[Author Prev][Author Next][Thread Prev][Thread Next][Author Index][Thread Index]
Re: Whats the sodium for?
Ken Keith wrote:
> quattro <firstname.lastname@example.org> wrote:
> > I'm not sure that sodium reaches a liquid state at the temperatures =
> > encountered in even a turbo-charged internal combustion engine. Anyone =
> > got another theory?
> > >In the turbo head the valves have sodium in 'em. How does this allow
> > >you to run more boost? Does it cool the valve better???
> > Aleksander wrote:
> > As the valve opens and closes the liquid sodium moves inside the valve,
> > taking the heat away from the tip and transfering it to the well cooled
> > stem. Liquid sodium is an excellent heat conductor - it is used on some
> > nuclear sumbarines for cooling reactors.
> I pictured the valves as being filled with the sodium, without room to
> slosh around. If it can move around, what's in the empty space, a vacuum?

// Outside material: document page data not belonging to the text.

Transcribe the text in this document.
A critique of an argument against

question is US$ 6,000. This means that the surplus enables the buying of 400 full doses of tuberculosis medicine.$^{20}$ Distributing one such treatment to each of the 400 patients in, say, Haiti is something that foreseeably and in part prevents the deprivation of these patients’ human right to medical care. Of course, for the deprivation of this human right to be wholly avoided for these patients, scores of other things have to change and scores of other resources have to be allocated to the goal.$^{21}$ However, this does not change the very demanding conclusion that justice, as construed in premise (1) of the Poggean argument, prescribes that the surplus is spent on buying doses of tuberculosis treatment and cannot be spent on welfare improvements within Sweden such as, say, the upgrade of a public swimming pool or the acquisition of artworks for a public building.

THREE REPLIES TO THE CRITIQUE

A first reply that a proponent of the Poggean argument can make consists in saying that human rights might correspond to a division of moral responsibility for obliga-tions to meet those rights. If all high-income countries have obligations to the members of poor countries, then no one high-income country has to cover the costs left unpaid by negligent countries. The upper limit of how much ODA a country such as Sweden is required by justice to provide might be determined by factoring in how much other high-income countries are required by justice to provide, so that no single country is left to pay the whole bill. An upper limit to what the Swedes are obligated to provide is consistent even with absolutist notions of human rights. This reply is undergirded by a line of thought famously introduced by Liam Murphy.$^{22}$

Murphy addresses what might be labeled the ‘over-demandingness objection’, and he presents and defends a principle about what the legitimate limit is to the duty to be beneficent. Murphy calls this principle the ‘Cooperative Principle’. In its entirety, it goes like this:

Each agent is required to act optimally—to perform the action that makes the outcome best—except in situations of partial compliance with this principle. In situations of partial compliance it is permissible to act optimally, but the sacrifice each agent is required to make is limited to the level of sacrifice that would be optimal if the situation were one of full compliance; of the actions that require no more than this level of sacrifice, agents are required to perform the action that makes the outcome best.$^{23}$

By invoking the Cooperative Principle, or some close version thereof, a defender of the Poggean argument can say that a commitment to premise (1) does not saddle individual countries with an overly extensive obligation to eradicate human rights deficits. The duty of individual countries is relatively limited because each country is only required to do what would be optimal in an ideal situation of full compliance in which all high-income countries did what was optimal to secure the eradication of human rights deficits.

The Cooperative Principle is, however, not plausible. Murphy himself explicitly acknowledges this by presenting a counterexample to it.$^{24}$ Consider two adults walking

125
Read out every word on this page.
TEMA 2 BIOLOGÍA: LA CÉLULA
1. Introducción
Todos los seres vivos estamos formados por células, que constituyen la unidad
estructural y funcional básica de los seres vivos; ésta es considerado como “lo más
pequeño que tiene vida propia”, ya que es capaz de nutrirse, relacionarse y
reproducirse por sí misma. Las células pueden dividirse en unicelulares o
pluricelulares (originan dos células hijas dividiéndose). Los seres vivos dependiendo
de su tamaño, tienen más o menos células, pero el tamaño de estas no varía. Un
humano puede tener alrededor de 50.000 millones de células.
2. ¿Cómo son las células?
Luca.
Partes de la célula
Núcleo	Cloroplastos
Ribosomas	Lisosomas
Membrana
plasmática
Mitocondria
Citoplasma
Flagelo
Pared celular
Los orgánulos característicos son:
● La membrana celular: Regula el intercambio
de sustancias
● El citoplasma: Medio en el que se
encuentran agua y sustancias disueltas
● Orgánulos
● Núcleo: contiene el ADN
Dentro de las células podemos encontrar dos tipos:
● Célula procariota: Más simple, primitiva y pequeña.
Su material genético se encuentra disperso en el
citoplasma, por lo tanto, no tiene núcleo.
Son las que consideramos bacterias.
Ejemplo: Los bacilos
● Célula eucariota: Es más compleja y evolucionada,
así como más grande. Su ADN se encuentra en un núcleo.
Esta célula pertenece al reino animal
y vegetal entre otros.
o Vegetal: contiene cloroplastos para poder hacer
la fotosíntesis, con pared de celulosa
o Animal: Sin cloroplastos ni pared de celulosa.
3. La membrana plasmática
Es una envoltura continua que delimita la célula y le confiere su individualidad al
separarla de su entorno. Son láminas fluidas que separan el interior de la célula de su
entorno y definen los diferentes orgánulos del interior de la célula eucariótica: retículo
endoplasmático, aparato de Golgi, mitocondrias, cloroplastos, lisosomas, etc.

> I do believe the sodium is either a powder or a liquid, tho'. There are
> warnings about cutting into sodium valves, because it's poisonous. I
> would imagine a solid material, even if it was poisonous, would be pretty
> easy to handle safely compared to a liquid or powder.
> I dunno,
Sodium requires special handling in any form. It reacts with the
moisture in the air releasing a considerable amount of heat. A common
High School chemistry demonstration is to place a small chip of metallic
sodium in water. The chip reacts with the water releasing hydrogen and
oxygen and enough heat to ignite the hydrogen.